A nivel comunal, el estallido social tuvo gran peso; así como las mismas personas independentinas aportaron densidad al estallido al renovar la forma de relacionarse, al forjar lazos en el territorio que implican el reconocimiento de vulnerabilidades y fortalezas propias y ajenas, y al entregar energía y métodos para afrontar la vida de manera más comunitaria, a diferencia de eso a lo que el Chile neoliberal les había acostumbrado.
Lejos de sustentarse en las decisiones del Gobierno de turno, la comuna de Independencia da muestras de una organización comunitaria que abarca distintas aristas del cuidado y de sostenibilidad de la vida. Así como indica Falú, “los cuidados son parte central del entramado social, ese en el cual se expresan las mayores desigualdades” (2020, 5). Es en tales condiciones de precariedad, pero también de organización, que la pandemia viene a ser afrontada.

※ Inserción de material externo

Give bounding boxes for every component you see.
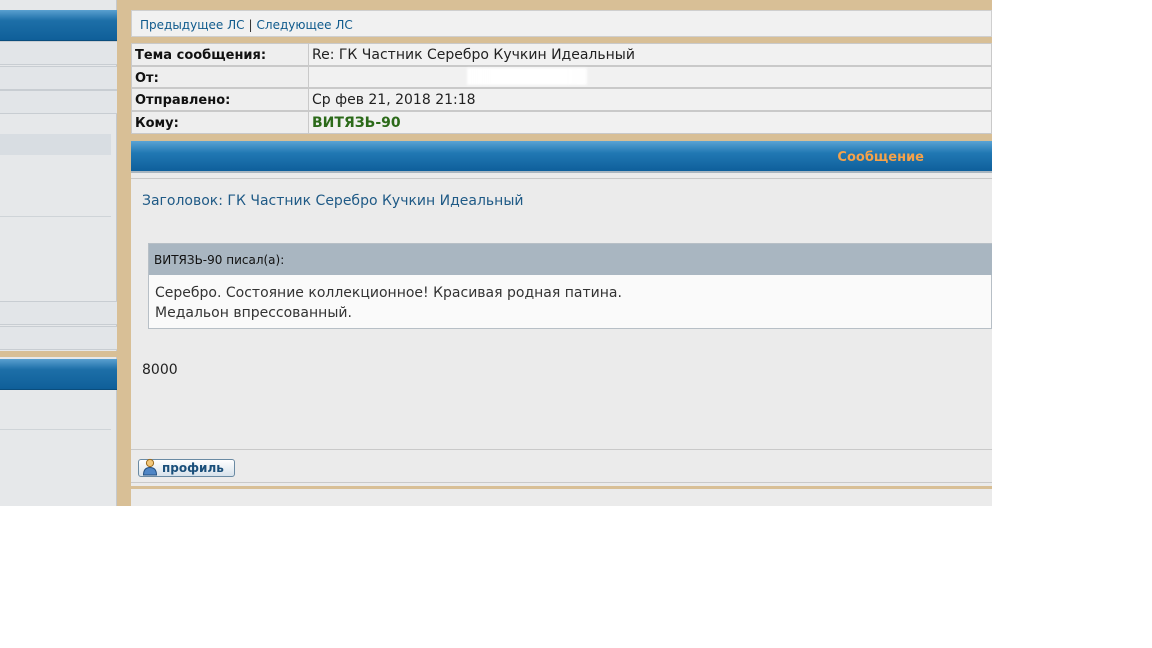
forum-frame: Предыдущее ЛС | Следующее ЛС Тема сообщени… — [0, 0, 992, 506]
sidebar-item-selected[interactable] — [0, 134, 111, 155]
profile-button[interactable]: профиль — [138, 458, 235, 477]
message-subject: Заголовок: ГК Частник Серебро Кучкин Иде… — [142, 193, 524, 209]
prev-pm-link[interactable]: Предыдущее ЛС — [140, 18, 244, 32]
sent-value: Ср фев 21, 2018 21:18 — [309, 88, 992, 111]
from-row: От: — [131, 66, 992, 89]
quote-author: ВИТЯЗЬ-90 писал(а): — [154, 253, 285, 267]
sidebar-item[interactable] — [0, 301, 117, 325]
sidebar-item[interactable] — [0, 326, 117, 350]
sidebar-header — [0, 10, 117, 41]
redacted-sender — [467, 68, 587, 85]
profile-button-label: профиль — [162, 461, 224, 475]
quote-block: ВИТЯЗЬ-90 писал(а): Серебро. Состояние к… — [148, 243, 992, 329]
sent-row: Отправлено: Ср фев 21, 2018 21:18 — [131, 88, 992, 111]
quote-text: Серебро. Состояние коллекционное! Красив… — [155, 283, 622, 323]
sidebar — [0, 0, 117, 506]
divider-strip — [131, 134, 992, 141]
quote-line: Серебро. Состояние коллекционное! Красив… — [155, 285, 622, 301]
quote-header: ВИТЯЗЬ-90 писал(а): — [149, 244, 992, 275]
message-text: 8000 — [142, 362, 178, 378]
to-row: Кому: ВИТЯЗЬ-90 — [131, 111, 992, 134]
subject-row: Тема сообщения: Re: ГК Частник Серебро К… — [131, 43, 992, 66]
pm-navigation: Предыдущее ЛС | Следующее ЛС — [131, 10, 992, 37]
quote-line: Медальон впрессованный. — [155, 305, 352, 321]
next-message-edge — [131, 486, 992, 506]
user-icon — [142, 458, 158, 476]
recipient-link[interactable]: ВИТЯЗЬ-90 — [309, 111, 992, 134]
from-value — [309, 66, 992, 88]
message-footer: профиль — [131, 449, 992, 483]
message-bar-title: Сообщение — [837, 150, 924, 165]
message-body: Заголовок: ГК Частник Серебро Кучкин Иде… — [131, 178, 992, 449]
sidebar-divider — [0, 216, 111, 217]
nav-separator: | — [248, 18, 253, 32]
message-panel: Предыдущее ЛС | Следующее ЛС Тема сообщени… — [131, 10, 992, 506]
subject-value: Re: ГК Частник Серебро Кучкин Идеальный — [309, 43, 992, 66]
sidebar-panel-top — [0, 0, 117, 351]
sidebar-item[interactable] — [0, 41, 117, 65]
sidebar-panel-bottom — [0, 357, 117, 506]
sidebar-item[interactable] — [0, 90, 117, 114]
message-title-bar: Сообщение — [131, 141, 992, 173]
sidebar-item[interactable] — [0, 66, 117, 90]
from-label: От: — [131, 66, 309, 88]
sidebar-header — [0, 359, 117, 390]
subject-label: Тема сообщения: — [131, 43, 309, 66]
to-label: Кому: — [131, 111, 309, 134]
sent-label: Отправлено: — [131, 88, 309, 111]
sidebar-divider — [0, 429, 111, 430]
next-pm-link[interactable]: Следующее ЛС — [257, 18, 353, 32]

Desde esta lógica, acciones que en primera instancia podrían asociarse a la caridad o solidaridad se nutren de un trasfondo político más complejo, si consideramos la reivindicación actual de los cuidados que se han politizado en estos territorios. Labores que en otras épocas fueron subvaloradas o invisibles hoy son consideradas relevantes dentro de la vida social. El trabajo de comprar, cocinar, alimentar, abrigar, y tratar física y emocionalmente está siendo aquí transparentado como un pilar irremplazable y, en algunos casos, se comprende como un trabajo que debería remunerarse.

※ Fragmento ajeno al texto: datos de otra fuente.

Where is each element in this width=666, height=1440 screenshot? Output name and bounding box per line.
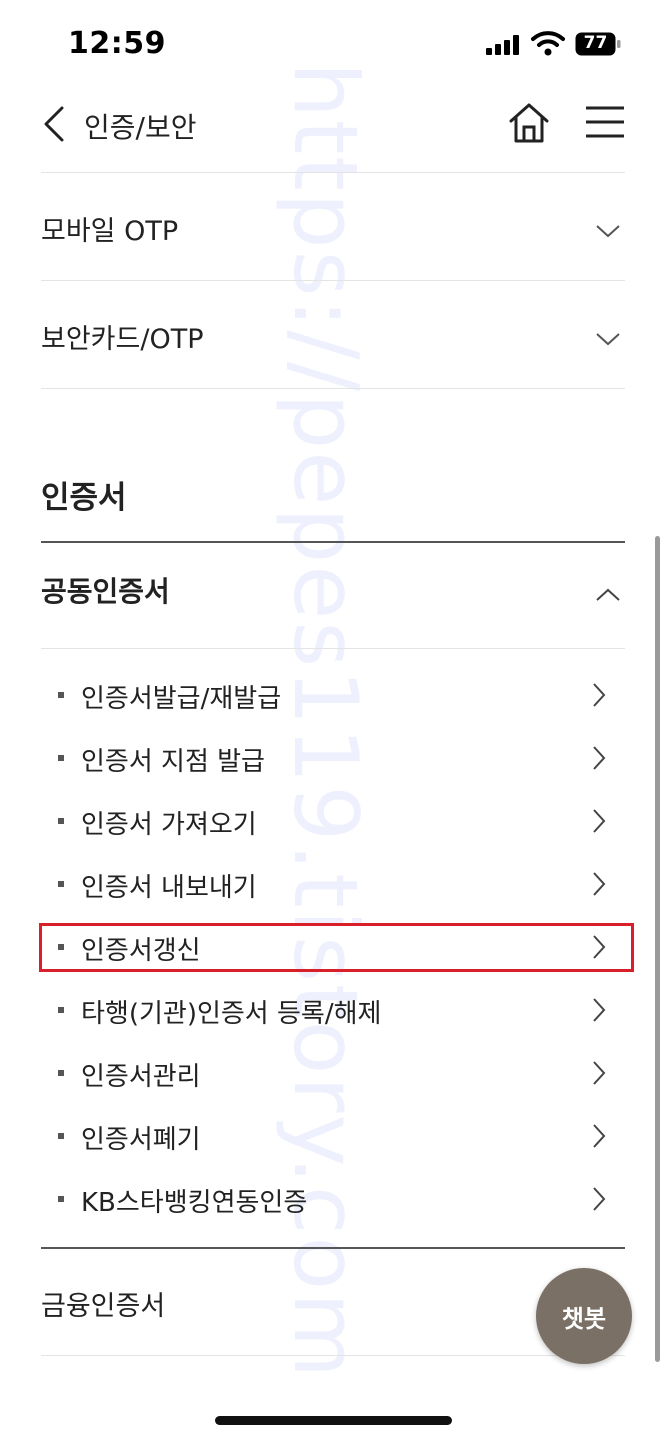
scrollbar[interactable] [655,536,660,1362]
status-bar: 12:59 77 [0,0,666,90]
accordion-security-card-otp[interactable]: 보안카드/OTP [41,281,625,388]
chevron-up-icon [596,588,620,601]
bullet [58,1007,64,1013]
submenu-item-kb-starbanking-link[interactable]: KB스타뱅킹연동인증 [41,1172,625,1226]
bullet [58,881,64,887]
divider [41,648,625,649]
accordion-mobile-otp[interactable]: 모바일 OTP [41,173,625,280]
chevron-right-icon [593,683,606,707]
battery-indicator: 77 [575,32,621,56]
chevron-right-icon [593,809,606,833]
submenu-item-import[interactable]: 인증서 가져오기 [41,794,625,848]
chevron-right-icon [593,746,606,770]
section-title: 인증서 [41,480,127,516]
chevron-right-icon [593,1061,606,1085]
accordion-joint-certificate[interactable]: 공동인증서 [41,570,625,630]
submenu-label: 인증서폐기 [81,1125,201,1155]
submenu-item-renew[interactable]: 인증서갱신 [41,920,625,974]
submenu-item-export[interactable]: 인증서 내보내기 [41,857,625,911]
app-header: 인증/보안 [0,90,666,172]
bullet [58,818,64,824]
wifi-icon [531,31,565,56]
submenu-label: 인증서 지점 발급 [81,747,265,777]
chevron-down-icon [596,225,620,238]
cellular-signal-icon [486,35,519,55]
page-title: 인증/보안 [84,111,197,144]
submenu-label: 타행(기관)인증서 등록/해제 [81,999,382,1029]
bullet [58,1196,64,1202]
chevron-right-icon [593,1187,606,1211]
accordion-label: 금융인증서 [41,1291,166,1322]
back-icon[interactable] [36,102,76,146]
chevron-right-icon [593,935,606,959]
submenu-label: 인증서 내보내기 [81,873,257,903]
chatbot-button[interactable]: 챗봇 [536,1268,632,1364]
home-indicator [215,1416,452,1425]
bullet [58,944,64,950]
chevron-right-icon [593,1124,606,1148]
chevron-right-icon [593,998,606,1022]
divider [41,1355,625,1356]
submenu-label: 인증서관리 [81,1062,201,1092]
group-end-divider [41,1247,625,1249]
bullet [58,755,64,761]
submenu-item-other-bank-register[interactable]: 타행(기관)인증서 등록/해제 [41,983,625,1037]
submenu-label: 인증서발급/재발급 [81,684,282,714]
group-title: 공동인증서 [41,575,170,608]
bullet [58,1133,64,1139]
battery-level: 77 [583,33,608,53]
divider [41,388,625,389]
submenu-item-branch-issue[interactable]: 인증서 지점 발급 [41,731,625,785]
section-divider [41,541,625,543]
accordion-label: 보안카드/OTP [41,324,204,355]
chevron-right-icon [593,872,606,896]
submenu-label: 인증서 가져오기 [81,810,257,840]
bullet [58,1070,64,1076]
submenu-label: KB스타뱅킹연동인증 [81,1188,308,1218]
bullet [58,692,64,698]
submenu-label: 인증서갱신 [81,936,201,966]
submenu-item-manage[interactable]: 인증서관리 [41,1046,625,1100]
hamburger-menu-icon[interactable] [584,104,626,140]
submenu-item-issue-reissue[interactable]: 인증서발급/재발급 [41,668,625,722]
chevron-down-icon [596,333,620,346]
accordion-label: 모바일 OTP [41,216,179,247]
home-icon[interactable] [506,100,552,146]
status-time: 12:59 [68,26,166,61]
submenu-item-revoke[interactable]: 인증서폐기 [41,1109,625,1163]
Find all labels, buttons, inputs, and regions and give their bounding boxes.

De esta manera, las perspectivas relevadas por feministas contemporáneas (Falú 2020; Fournier 2020; Orozco 2010; Vega 2019), sobre la centralidad del cuidado para la sostenibilidad de la vida, las vemos cristalizadas en prácticas concretas y valoraciones positivas que no solo refieren al cuidado común como método de subsistencia, sino también como labor crecientemente visibilizada y valorada. Así es como, en la práctica, los cuidados comunitarios parecen ser parte de esta nueva manera de vivir la comuna, distinta de las formas anteriores, adaptable a diferentes actores y con intenciones de promover el cuidado entre vecinas y vecinos, en favor de un mejor -o posible- vivir, que acomoda antiguas y nuevas lógicas, territorios, materialidades y personalidades.

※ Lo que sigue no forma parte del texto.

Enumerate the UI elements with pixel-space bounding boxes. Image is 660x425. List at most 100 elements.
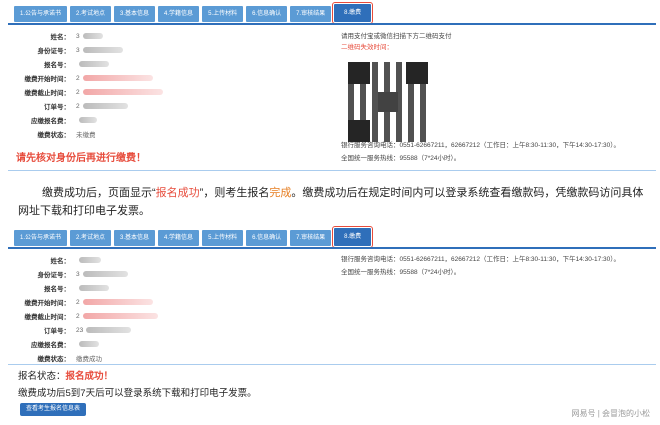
qr-expire-time: 二维码失效时间： [341,44,393,51]
view-registration-form-button[interactable]: 查看考生报名信息表 [20,403,87,416]
hotline-text: 全国统一服务热线：95588（7*24小时）。 [341,269,461,276]
info-value: 2 [76,299,153,306]
redacted-mask [82,270,128,277]
tab-step-6[interactable]: 6.信息确认 [246,230,288,246]
info-value: 2 [76,89,163,96]
tab-step-8[interactable]: 8.缴费 [332,226,374,248]
tab-step-1[interactable]: 1.公告与承诺书 [14,230,68,246]
info-value: 3 [76,271,128,278]
candidate-info: 姓名： 3 身份证号： 3 报名号： 缴费开始时间： 2 缴费截止时间： 2 订单号： 2 应缴报名费… [14,29,304,141]
info-label: 身份证号： [37,272,71,279]
redacted-mask [86,326,132,333]
redacted-mask [82,88,163,95]
step-tabs: 1.公告与承诺书 2.考试地点 3.基本信息 4.学籍信息 5.上传材料 6.信息确认 7.… [14,2,374,24]
tab-step-2[interactable]: 2.考试地点 [70,230,112,246]
info-value-text: 2 [76,88,80,96]
redacted-mask [79,256,101,263]
redacted-mask [82,46,123,53]
explanation-paragraph: 缴费成功后，页面显示“报名成功”，则考生报名完成。缴费成功后在规定时间内可以登录… [18,184,648,220]
info-label: 身份证号： [37,48,71,55]
info-row: 应缴报名费： [14,113,304,127]
info-row: 应缴报名费： [14,337,304,351]
verify-warning: 请先核对身份后再进行缴费！ [16,153,146,164]
tab-step-7[interactable]: 7.审核结果 [290,230,332,246]
registration-status: 报名状态：报名成功！ [18,368,113,382]
info-value-text: 23 [76,326,84,334]
info-label: 订单号： [44,104,70,111]
watermark: 网易号 | 会冒泡的小松 [571,409,650,418]
tab-underline [8,247,656,249]
info-value: 3 [76,47,123,54]
info-value-text: 2 [76,298,80,306]
info-row: 报名号： [14,281,304,295]
info-row: 缴费截止时间： 2 [14,85,304,99]
info-row: 报名号： [14,57,304,71]
info-value [76,340,99,348]
hotline-text: 全国统一服务热线：95588（7*24小时）。 [341,155,461,162]
redacted-mask [82,298,153,305]
info-row: 缴费状态： 未缴费 [14,127,304,141]
info-value-text: 3 [76,32,80,40]
candidate-info: 姓名： 身份证号： 3 报名号： 缴费开始时间： 2 缴费截止时间： 2 订单号： 23 应缴报名费… [14,253,304,365]
bank-phone-text: 银行服务咨询电话：0551-62667211，62667212（工作日：上午8:… [341,142,621,149]
info-value: 未缴费 [76,129,96,139]
para-part: ”，则考生报名 [199,187,270,199]
tab-step-6[interactable]: 6.信息确认 [246,6,288,22]
info-row: 缴费状态： 缴费成功 [14,351,304,365]
info-label: 缴费开始时间： [24,300,71,307]
info-value [76,60,109,68]
tab-step-5[interactable]: 5.上传材料 [202,230,244,246]
invoice-download-tip: 缴费成功后5到7天后可以登录系统下载和打印电子发票。 [18,388,257,399]
info-row: 身份证号： 3 [14,43,304,57]
payment-qr-section: 请用支付宝或微信扫描下方二维码支付 二维码失效时间： [341,30,641,52]
info-row: 缴费开始时间： 2 [14,295,304,309]
tab-step-5[interactable]: 5.上传材料 [202,6,244,22]
tab-step-7[interactable]: 7.审核结果 [290,6,332,22]
info-row: 姓名： 3 [14,29,304,43]
status-label: 报名状态： [18,371,66,382]
info-row: 缴费截止时间： 2 [14,309,304,323]
redacted-mask [79,60,109,67]
payment-panel-paid: 1.公告与承诺书 2.考试地点 3.基本信息 4.学籍信息 5.上传材料 6.信息确认 7.… [8,226,656,420]
tab-step-2[interactable]: 2.考试地点 [70,6,112,22]
step-tabs: 1.公告与承诺书 2.考试地点 3.基本信息 4.学籍信息 5.上传材料 6.信息确认 7.… [14,226,374,248]
redacted-mask [82,312,158,319]
payment-qr-code[interactable] [348,62,428,142]
info-value: 3 [76,33,103,40]
tab-step-4[interactable]: 4.学籍信息 [158,6,200,22]
info-label: 应缴报名费： [31,118,70,125]
bank-contact-info: 银行服务咨询电话：0551-62667211，62667212（工作日：上午8:… [341,255,641,281]
info-label: 姓名： [50,34,71,41]
tab-step-3[interactable]: 3.基本信息 [114,230,156,246]
info-value-text: 2 [76,74,80,82]
info-label: 缴费开始时间： [24,76,71,83]
info-row: 身份证号： 3 [14,267,304,281]
info-row: 订单号： 2 [14,99,304,113]
info-value [76,256,101,264]
info-value: 缴费成功 [76,353,102,363]
tab-step-8[interactable]: 8.缴费 [332,2,374,24]
info-row: 缴费开始时间： 2 [14,71,304,85]
payment-panel-unpaid: 1.公告与承诺书 2.考试地点 3.基本信息 4.学籍信息 5.上传材料 6.信息确认 7.… [8,2,656,176]
info-value [76,284,109,292]
tab-step-1[interactable]: 1.公告与承诺书 [14,6,68,22]
redacted-mask [79,116,97,123]
info-value: 2 [76,75,153,82]
info-value [76,116,97,124]
pay-instruction: 请用支付宝或微信扫描下方二维码支付 [341,33,452,40]
info-value-text: 3 [76,270,80,278]
info-value: 2 [76,103,128,110]
para-part: 缴费成功后，页面显示“ [42,187,156,199]
redacted-mask [82,74,153,81]
info-value-text: 2 [76,312,80,320]
tab-step-3[interactable]: 3.基本信息 [114,6,156,22]
info-label: 缴费截止时间： [24,90,71,97]
tab-step-4[interactable]: 4.学籍信息 [158,230,200,246]
bank-phone-text: 银行服务咨询电话：0551-62667211，62667212（工作日：上午8:… [341,256,621,263]
info-value: 2 [76,313,158,320]
info-label: 订单号： [44,328,70,335]
info-label: 缴费截止时间： [24,314,71,321]
info-label: 姓名： [50,258,71,265]
status-value: 报名成功！ [65,371,114,382]
info-row: 订单号： 23 [14,323,304,337]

Además, estudios que no tienen como eje central el cuidado, desde una perspectiva feminista, relevan también el papel de la comunidad y la cohesión social en Latinoamérica como un importante factor de protección frente a las consecuencias de la pandemia (Alvarado 2021; Béhague y Ortega 2021; Martín y Venturiello 2021).
Finalmente, estudiar los cuidados comunitarios como estrategia de afrontamiento de las consecuencias de la pandemia es una decisión política. Reconociendo que existen múltiples relaciones de poder, elegir estudiar y abordar las resistencias es dar paso a la posibilidad de pensarlas en los propios espacios, en nuestras comunidades y territorios. Una antropología de los cuidados comunitarios, y de la posibilidad de renovar los tejidos y la trama de lo común, nos invita a pensar comunitariamente y a producir investigación que fomente y divulgue las posibilidades de una vida social cuidadosa, sabiendo que todos y todas habitamos mundos que requieren reparaciones.